Once more, John Dunlavy of Dun-tech proved that traditional cone and dome
transducers can be combined into multi-way systems with superlative electro-acoustical
transfer characteristics to rival any of the electrostatics.
His Black Knights, driven with FM Acoustics amplifiers, were on display
at the Barbary Coast and again walked away with the Best-in-Class prize.
His company has relocated from Australia to Utah, so we can expect Duntech
products to be better distributed in the United States at lower prices.
Another Best-in-Class prize goes to Harman Video. In a joint demo with Fosgate,
they showed a new projector that has a digitally controlled convergence system
that simplifies alignment of the system. The result of this is an extremely
clear picture with none of the mis-convergence at the edges that has too
often characterized three-tube systems. When you can see all the raster lines
in an NTSC transmission, as you could in this demo, you know that you are
looking at monitor quality video! Incidentally, Fosgate has recently been
acquired by Harman International Industries.

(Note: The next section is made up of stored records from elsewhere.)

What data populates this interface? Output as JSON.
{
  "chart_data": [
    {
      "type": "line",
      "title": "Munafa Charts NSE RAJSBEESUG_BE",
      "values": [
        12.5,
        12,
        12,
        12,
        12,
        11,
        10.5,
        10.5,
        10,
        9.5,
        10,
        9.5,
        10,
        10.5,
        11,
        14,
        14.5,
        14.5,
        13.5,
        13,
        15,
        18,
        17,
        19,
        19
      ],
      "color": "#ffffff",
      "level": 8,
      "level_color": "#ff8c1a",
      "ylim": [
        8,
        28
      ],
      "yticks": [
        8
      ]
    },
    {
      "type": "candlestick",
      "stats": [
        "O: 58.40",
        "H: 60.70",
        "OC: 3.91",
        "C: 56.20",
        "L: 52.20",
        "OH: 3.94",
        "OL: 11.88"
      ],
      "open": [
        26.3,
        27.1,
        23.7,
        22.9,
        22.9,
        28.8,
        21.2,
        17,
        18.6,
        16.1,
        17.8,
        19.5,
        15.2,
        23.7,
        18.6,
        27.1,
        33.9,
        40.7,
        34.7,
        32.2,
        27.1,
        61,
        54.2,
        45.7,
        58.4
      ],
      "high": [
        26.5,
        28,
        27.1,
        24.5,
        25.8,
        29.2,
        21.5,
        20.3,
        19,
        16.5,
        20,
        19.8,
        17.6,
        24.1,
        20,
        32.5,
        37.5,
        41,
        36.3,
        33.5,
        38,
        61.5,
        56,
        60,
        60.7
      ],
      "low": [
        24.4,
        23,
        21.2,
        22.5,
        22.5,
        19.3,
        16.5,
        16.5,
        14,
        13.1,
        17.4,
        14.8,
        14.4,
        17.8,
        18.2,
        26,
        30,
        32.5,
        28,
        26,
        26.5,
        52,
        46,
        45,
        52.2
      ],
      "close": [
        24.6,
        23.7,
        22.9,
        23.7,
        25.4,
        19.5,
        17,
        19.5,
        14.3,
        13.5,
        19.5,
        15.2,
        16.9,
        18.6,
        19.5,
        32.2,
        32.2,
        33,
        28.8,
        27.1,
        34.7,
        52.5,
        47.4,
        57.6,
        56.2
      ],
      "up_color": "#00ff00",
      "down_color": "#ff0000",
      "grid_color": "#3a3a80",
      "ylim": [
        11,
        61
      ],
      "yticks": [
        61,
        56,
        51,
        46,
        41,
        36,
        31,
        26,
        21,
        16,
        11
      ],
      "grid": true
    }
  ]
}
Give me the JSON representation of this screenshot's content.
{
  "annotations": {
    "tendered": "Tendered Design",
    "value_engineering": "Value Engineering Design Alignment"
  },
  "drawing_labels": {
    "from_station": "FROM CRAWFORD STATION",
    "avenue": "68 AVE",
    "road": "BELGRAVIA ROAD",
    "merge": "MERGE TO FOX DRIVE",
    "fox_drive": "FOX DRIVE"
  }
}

What has happened to DSP? Digital signal processing generally implies that
such functions as gain control, equalization, and time delay (reverberation)
are carried out in the digital domain rather than by traditional analog methods.
Sony introduced a DSP preamplifier almost two years ago that combined equalization,
spatial enhancement, and Dolby Surround in a single unit retailing for about
$1,000. In Las Vegas, the most visible examples of DSP were in automotive
systems for spatial enhancement and in the remarkable Meridian loudspeaker
system, where all aspects of frequency division and time domain control were
carried out digitally.
I believe that we are basically looking at aspects of cost effectiveness.
For a given level of performance, it is still cheaper to carry out most
signal processing in the analog domain; only time domain manipulations, such
as delay and reverberation, are better done digitally. I would not expect
to see the economic balance change in this area for at least two years.